The result of this could be a time reference that is about the size of a sugar cube, costs a few hundred dollars and yet still offers the accuracy of the cigarette-packet-sized versions. GPS receivers are the application most likely to benefit from having precise onboard clocks. The speed and accuracy of the location fix they provide is largely limited to the timing error of their on-board clock, which must measure how long it takes for signals sent from four satellites to reach the receiver. While software and algorithms can help, having a very accurate on-board clock would improve the process further and mean that line-of-sight would only be required with three satellites rather than four.

"This could be very useful for global positioning in urban environments, where you have buildings and other obstructions that essentially block the view of one of the satellites," said Kitching. "Having a very stable clock on your receiver, especially for military applications, is also important in improving jamming resistance."

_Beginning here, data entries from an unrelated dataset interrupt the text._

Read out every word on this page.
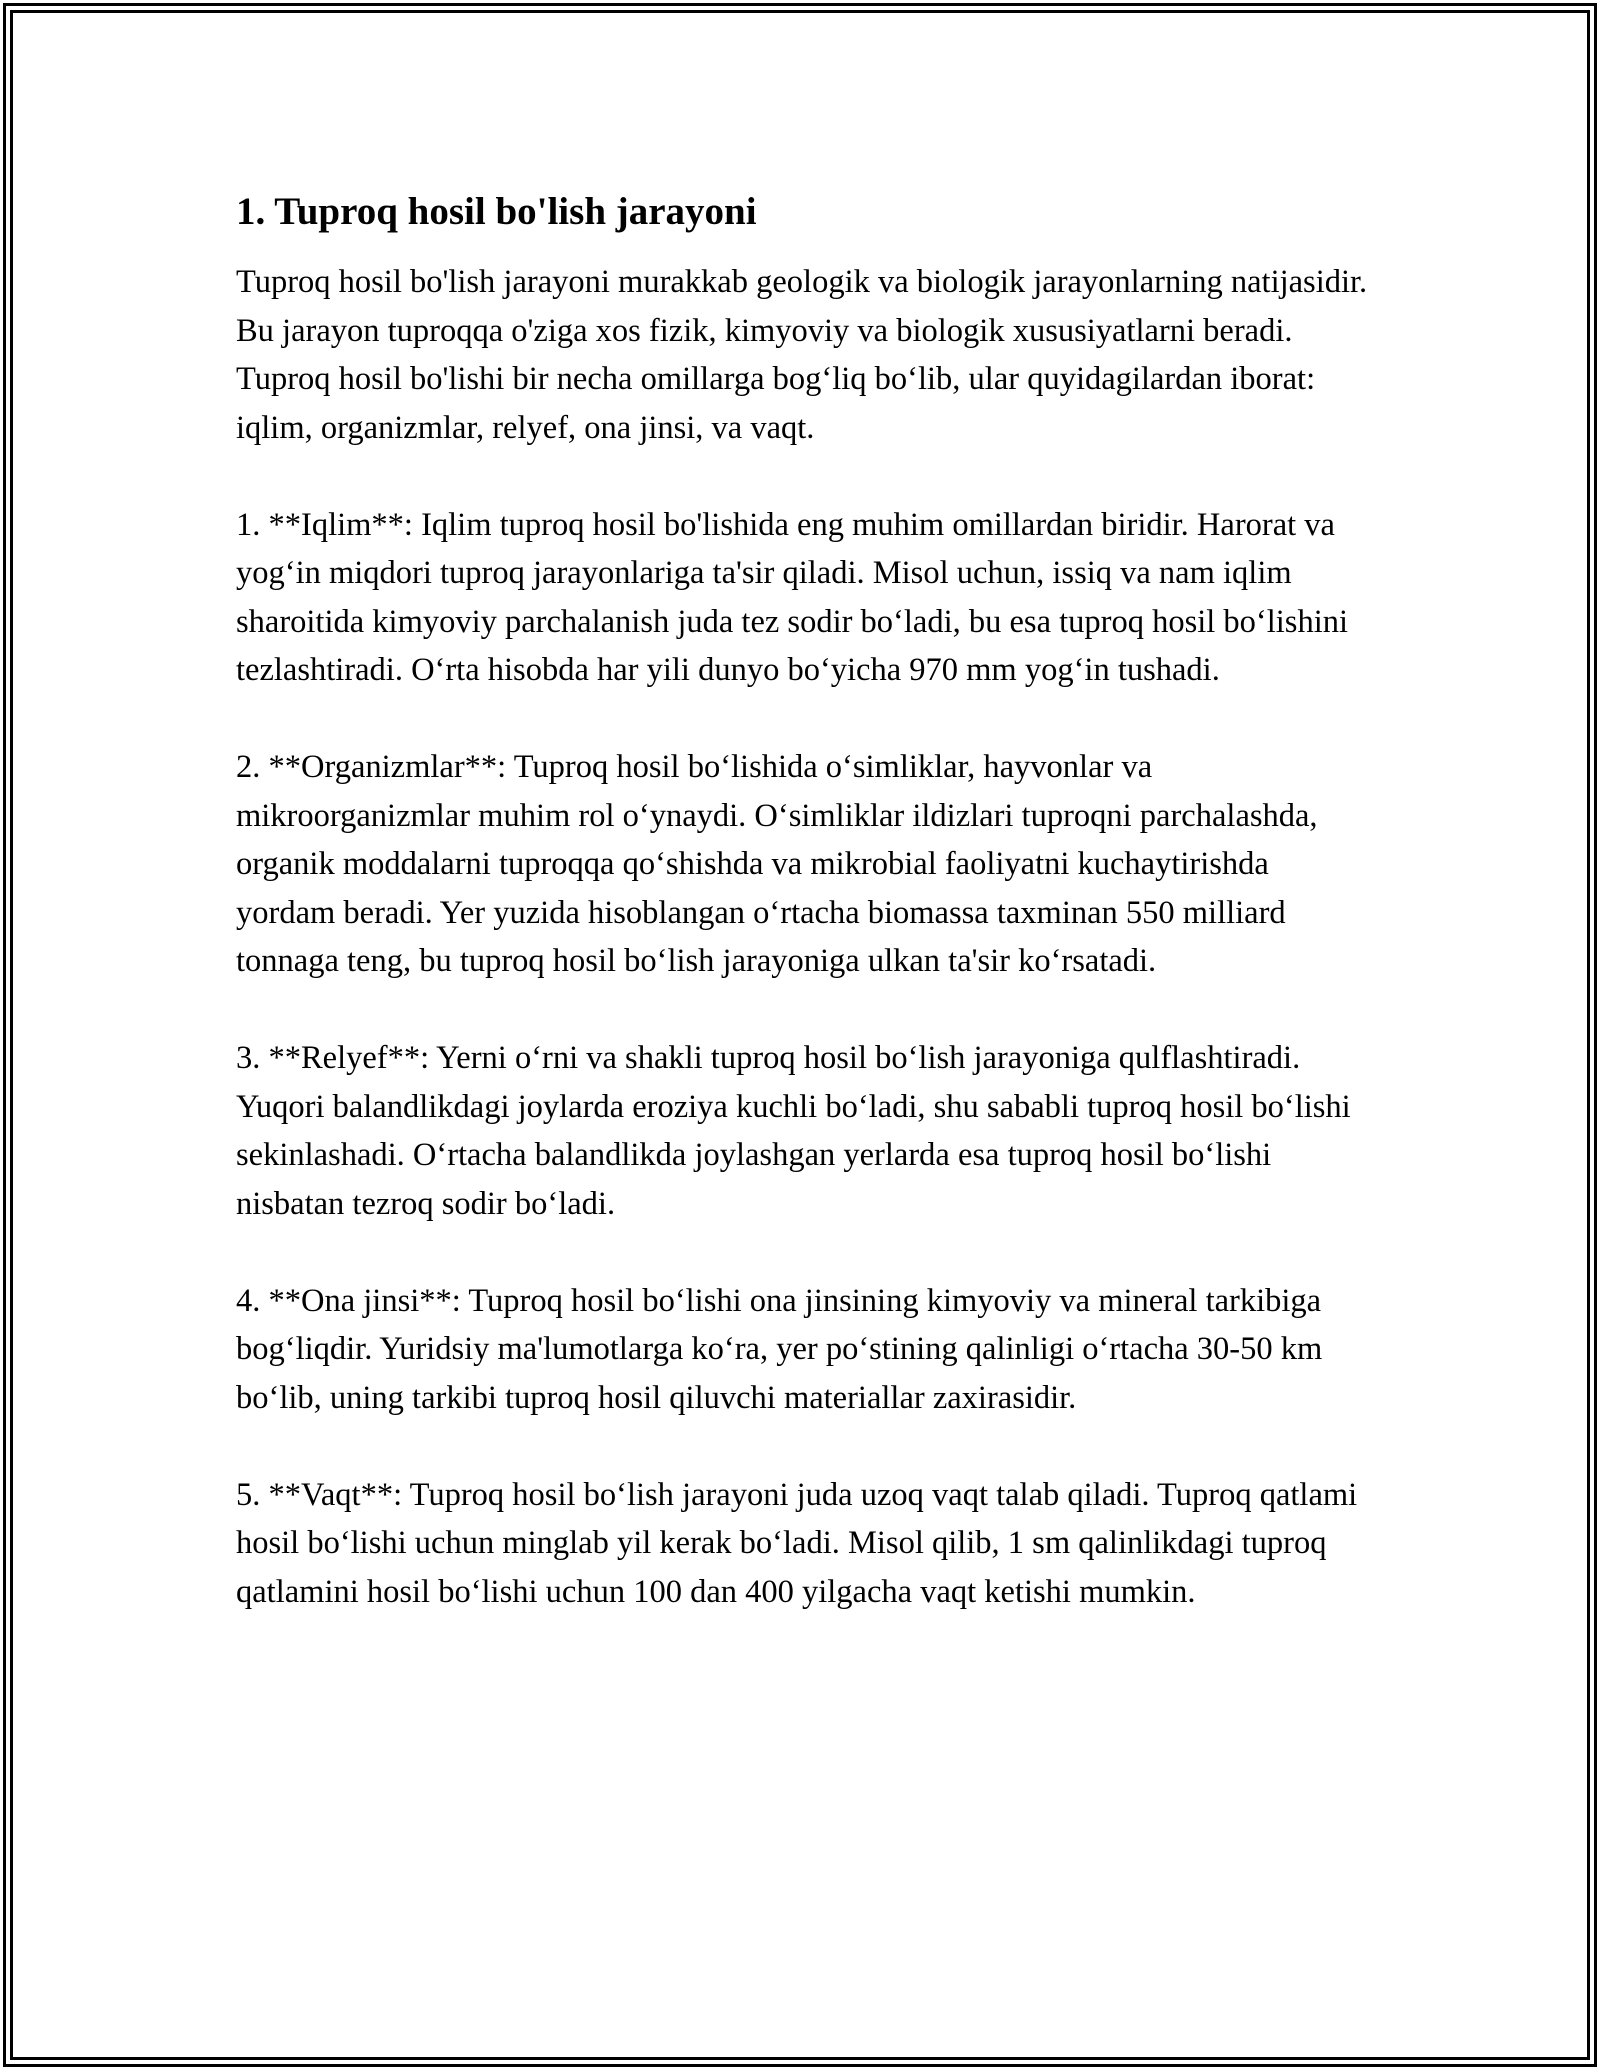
1. Tuproq hosil bo'lish jarayoni

Tuproq hosil bo'lish jarayoni murakkab geologik va biologik jarayonlarning natijasidir. Bu jarayon tuproqqa o'ziga xos fizik, kimyoviy va biologik xususiyatlarni beradi. Tuproq hosil bo'lishi bir necha omillarga bog‘liq bo‘lib, ular quyidagilardan iborat: iqlim, organizmlar, relyef, ona jinsi, va vaqt.

1. **Iqlim**: Iqlim tuproq hosil bo'lishida eng muhim omillardan biridir. Harorat va yog‘in miqdori tuproq jarayonlariga ta'sir qiladi. Misol uchun, issiq va nam iqlim sharoitida kimyoviy parchalanish juda tez sodir bo‘ladi, bu esa tuproq hosil bo‘lishini tezlashtiradi. O‘rta hisobda har yili dunyo bo‘yicha 970 mm yog‘in tushadi.

2. **Organizmlar**: Tuproq hosil bo‘lishida o‘simliklar, hayvonlar va mikroorganizmlar muhim rol o‘ynaydi. O‘simliklar ildizlari tuproqni parchalashda, organik moddalarni tuproqqa qo‘shishda va mikrobial faoliyatni kuchaytirishda yordam beradi. Yer yuzida hisoblangan o‘rtacha biomassa taxminan 550 milliard tonnaga teng, bu tuproq hosil bo‘lish jarayoniga ulkan ta'sir ko‘rsatadi.

3. **Relyef**: Yerni o‘rni va shakli tuproq hosil bo‘lish jarayoniga qulflashtiradi. Yuqori balandlikdagi joylarda eroziya kuchli bo‘ladi, shu sababli tuproq hosil bo‘lishi sekinlashadi. O‘rtacha balandlikda joylashgan yerlarda esa tuproq hosil bo‘lishi nisbatan tezroq sodir bo‘ladi.

4. **Ona jinsi**: Tuproq hosil bo‘lishi ona jinsining kimyoviy va mineral tarkibiga bog‘liqdir. Yuridsiy ma'lumotlarga ko‘ra, yer po‘stining qalinligi o‘rtacha 30-50 km bo‘lib, uning tarkibi tuproq hosil qiluvchi materiallar zaxirasidir.

5. **Vaqt**: Tuproq hosil bo‘lish jarayoni juda uzoq vaqt talab qiladi. Tuproq qatlami hosil bo‘lishi uchun minglab yil kerak bo‘ladi. Misol qilib, 1 sm qalinlikdagi tuproq qatlamini hosil bo‘lishi uchun 100 dan 400 yilgacha vaqt ketishi mumkin.
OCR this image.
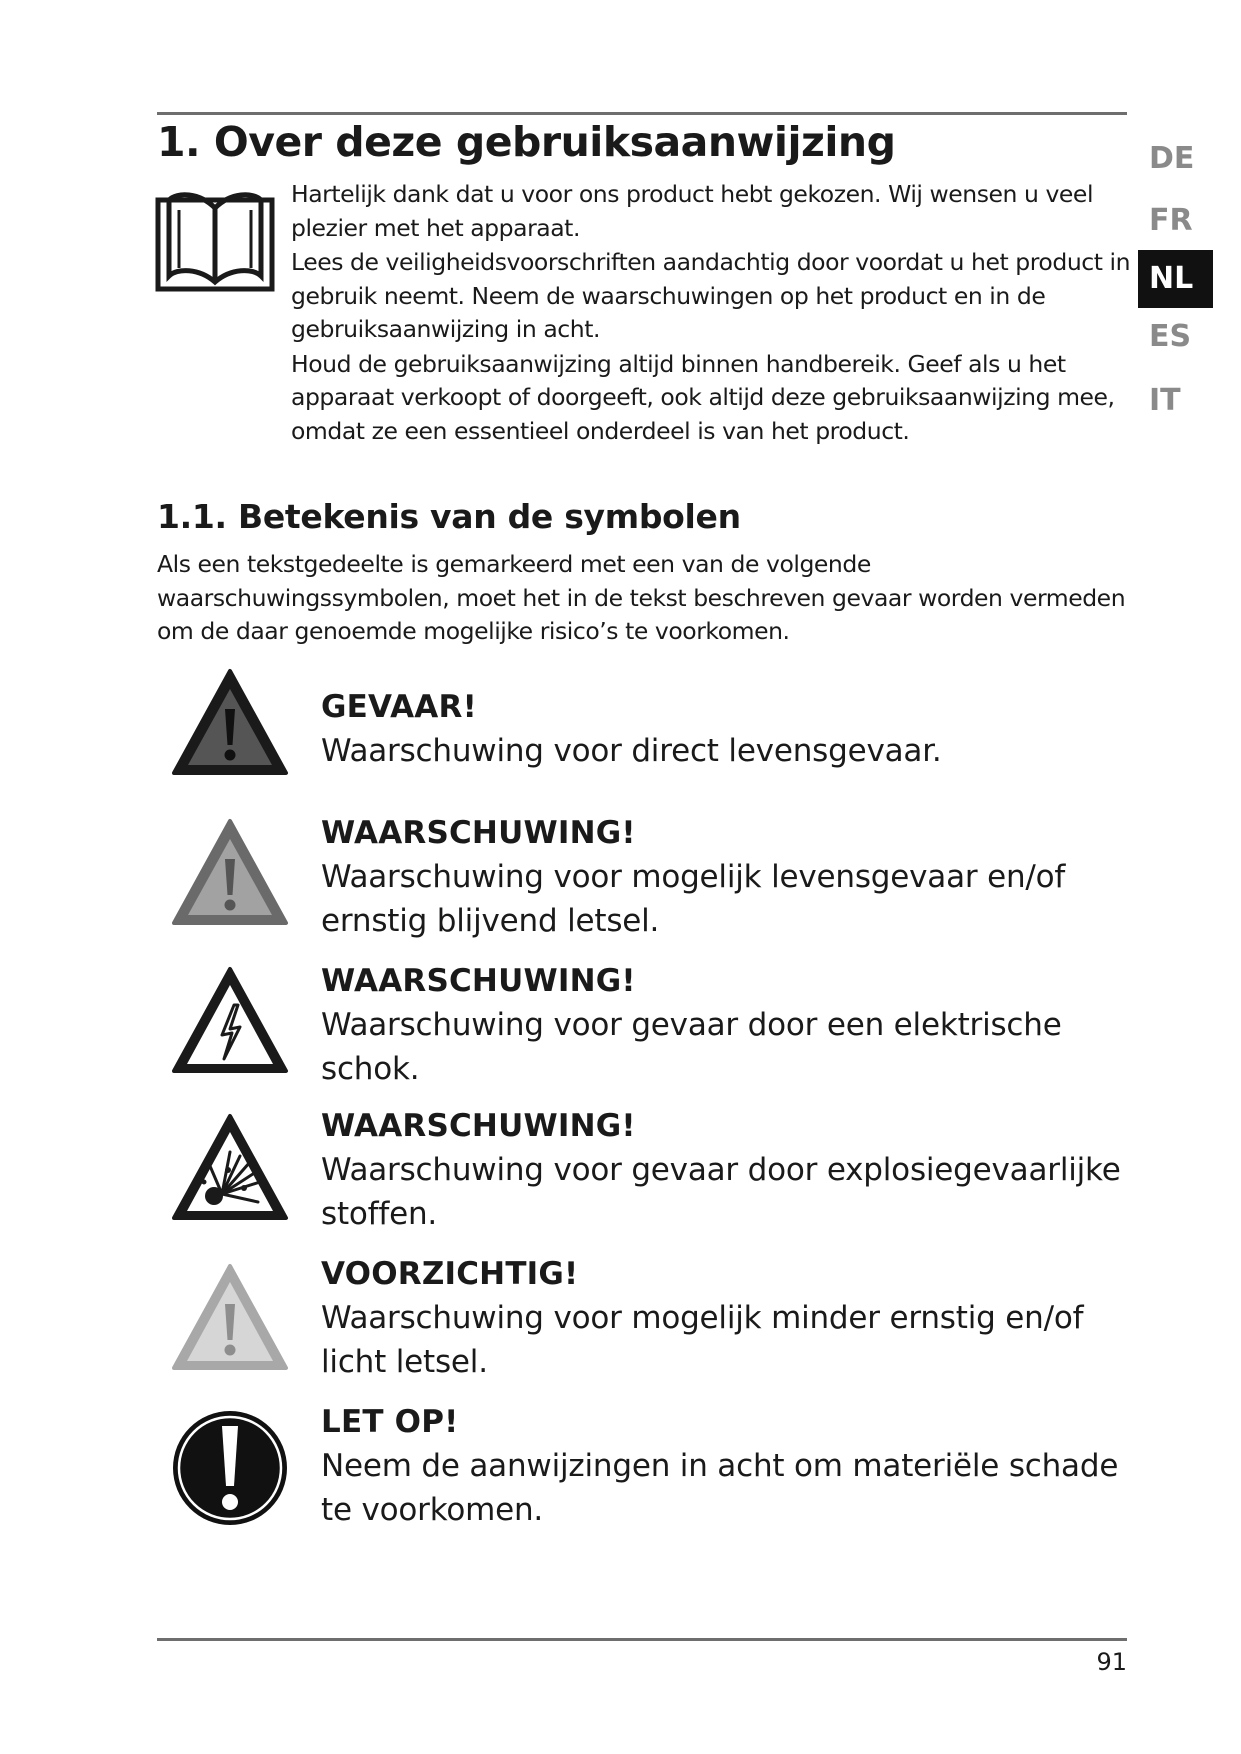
1. Over deze gebruiksaanwijzing

Hartelijk dank dat u voor ons product hebt gekozen. Wij wensen u veel plezier met het apparaat.

Lees de veiligheidsvoorschriften aandachtig door voordat u het product in gebruik neemt. Neem de waarschuwingen op het product en in de gebruiksaanwijzing in acht.

Houd de gebruiksaanwijzing altijd binnen handbereik. Geef als u het apparaat verkoopt of doorgeeft, ook altijd deze gebruiksaanwijzing mee, omdat ze een essentieel onderdeel is van het product.

DE
FR
NL
ES
IT
1.1. Betekenis van de symbolen

Als een tekstgedeelte is gemarkeerd met een van de volgende waarschuwingssymbolen, moet het in de tekst beschreven gevaar worden vermeden om de daar genoemde mogelijke risico’s te voorkomen.

GEVAAR!

Waarschuwing voor direct levensgevaar.

WAARSCHUWING!

Waarschuwing voor mogelijk levensgevaar en/of ernstig blijvend letsel.

WAARSCHUWING!

Waarschuwing voor gevaar door een elektrische schok.

WAARSCHUWING!

Waarschuwing voor gevaar door explosiegevaarlijke stoffen.

VOORZICHTIG!

Waarschuwing voor mogelijk minder ernstig en/of licht letsel.

LET OP!

Neem de aanwijzingen in acht om materiële schade te voorkomen.

91
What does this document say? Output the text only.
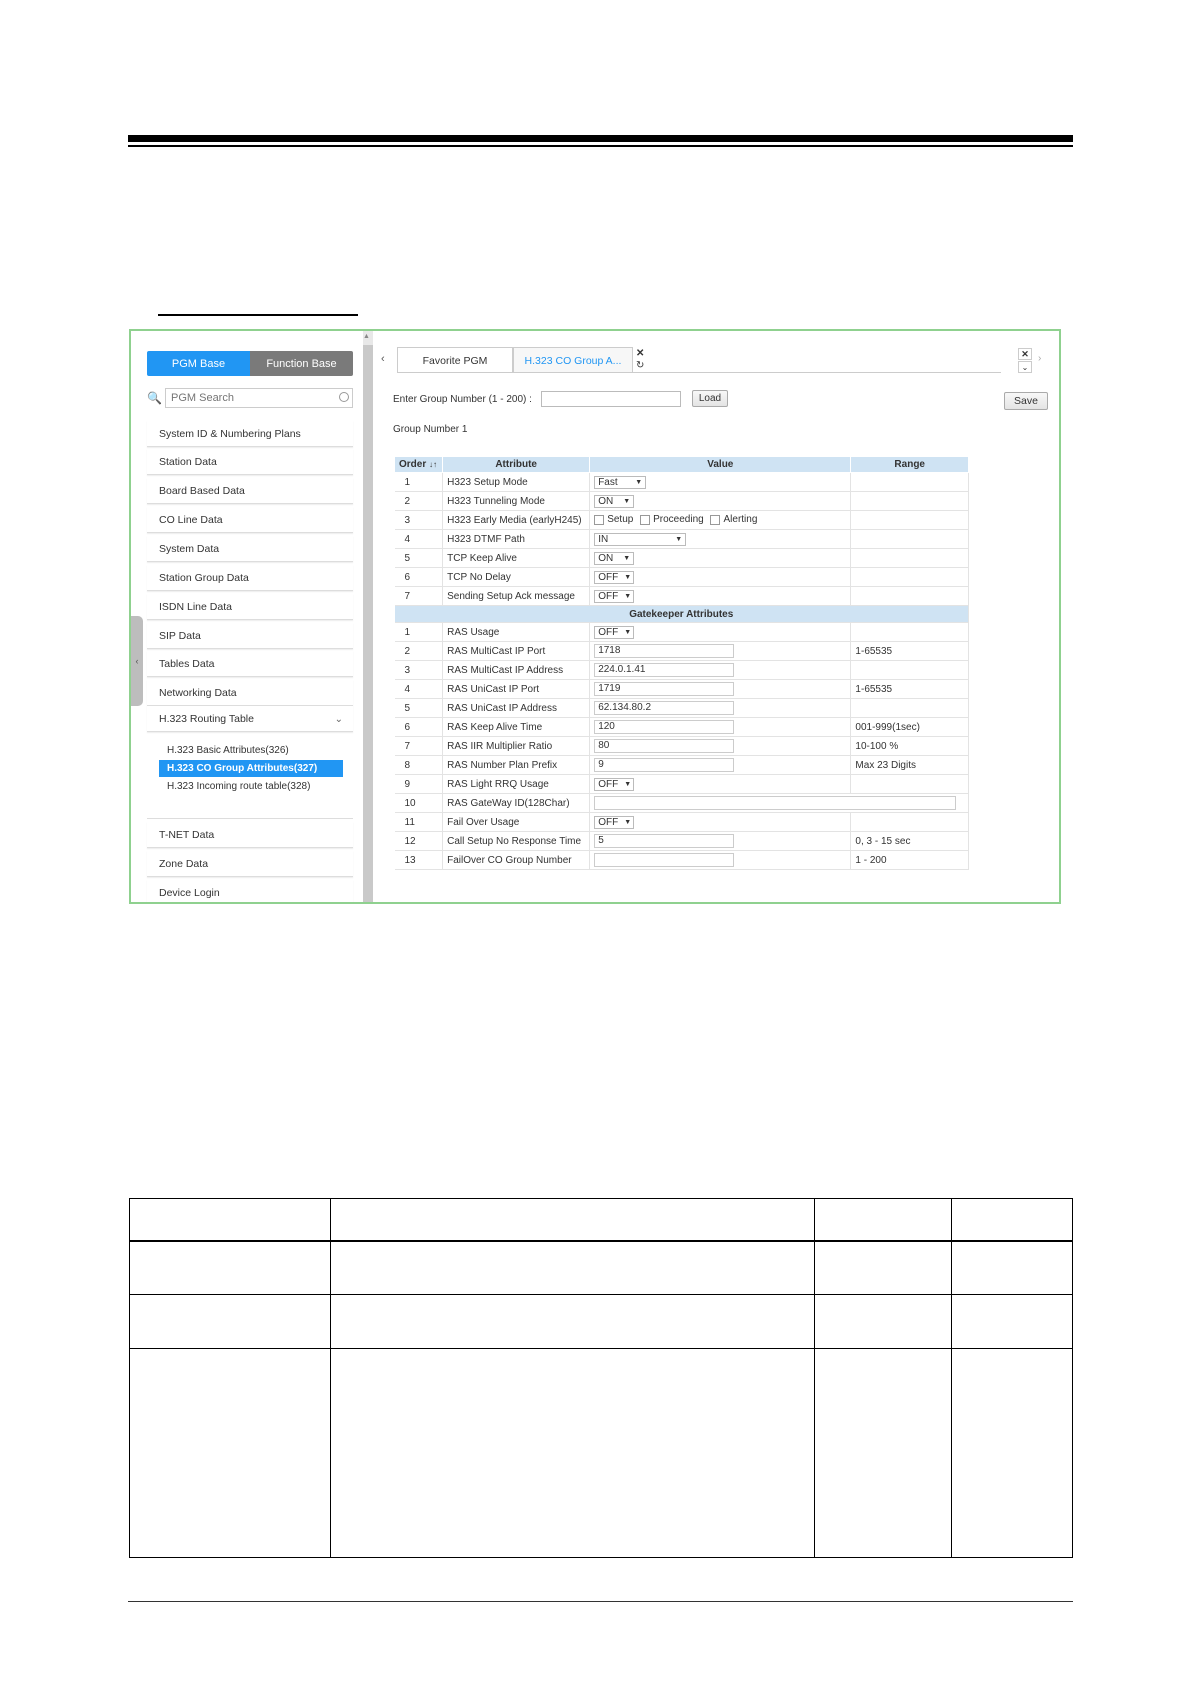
PGM Base	Function Base
🔍
PGM Search
System ID & Numbering Plans
Station Data
Board Based Data
CO Line Data
System Data
Station Group Data
ISDN Line Data
SIP Data
Tables Data
Networking Data
H.323 Routing Table	⌄
H.323 Basic Attributes(326)
H.323 CO Group Attributes(327)
H.323 Incoming route table(328)
T-NET Data
Zone Data
Device Login
▲
‹
‹	Favorite PGM	H.323 CO Group A...
✕
↻
✕
⌄
›
Enter Group Number (1 - 200) :	Load	Save
Group Number 1
Order ↓↑	Attribute	Value	Range
1	H323 Setup Mode	Fast ▼	

2	H323 Tunneling Mode	ON ▼	

3	H323 Early Media (earlyH245)	Setup Proceeding Alerting	
4	H323 DTMF Path	IN ▼	

5	TCP Keep Alive	ON ▼	

6	TCP No Delay	OFF ▼	

7	Sending Setup Ack message	OFF ▼	

Gatekeeper Attributes			
1	RAS Usage	OFF ▼	

2	RAS MultiCast IP Port	1718	1-65535
3	RAS MultiCast IP Address	224.0.1.41	
4	RAS UniCast IP Port	1719	1-65535
5	RAS UniCast IP Address	62.134.80.2	
6	RAS Keep Alive Time	120	001-999(1sec)
7	RAS IIR Multiplier Ratio	80	10-100 %
8	RAS Number Plan Prefix	9	Max 23 Digits
9	RAS Light RRQ Usage	OFF ▼	

10	RAS GateWay ID(128Char)		
11	Fail Over Usage	OFF ▼	

12	Call Setup No Response Time	5	0, 3 - 15 sec
13	FailOver CO Group Number		1 - 200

The potential applications are almost endless. If the clocks can be made cheaply enough they could start to replace the quartz crystal oscillators found in computers, radios and watches. In addition, the technology could be adapted to construct millimetre-sized atomic magnetic-field sensors and modules for spectroscopy calibration.

"I think this is such a general technology, and timing is such a ubiquitous need, that right now we can't even predict what its most important applications are going to be," concluded Kitching.

As for commercializing the design, NIST plans to license the intellectual property to companies that are interested in bringing it to market. "We're a government lab so we are not actually going to make devices, but we are going to push these developments as far as we can and then hand over to a company," said Kitching. "There's definitely a lot of pull from the private sector to get this stuff commercialized and I'm guessing from where we are now that we will see commercial devices on the market in 2-3 years."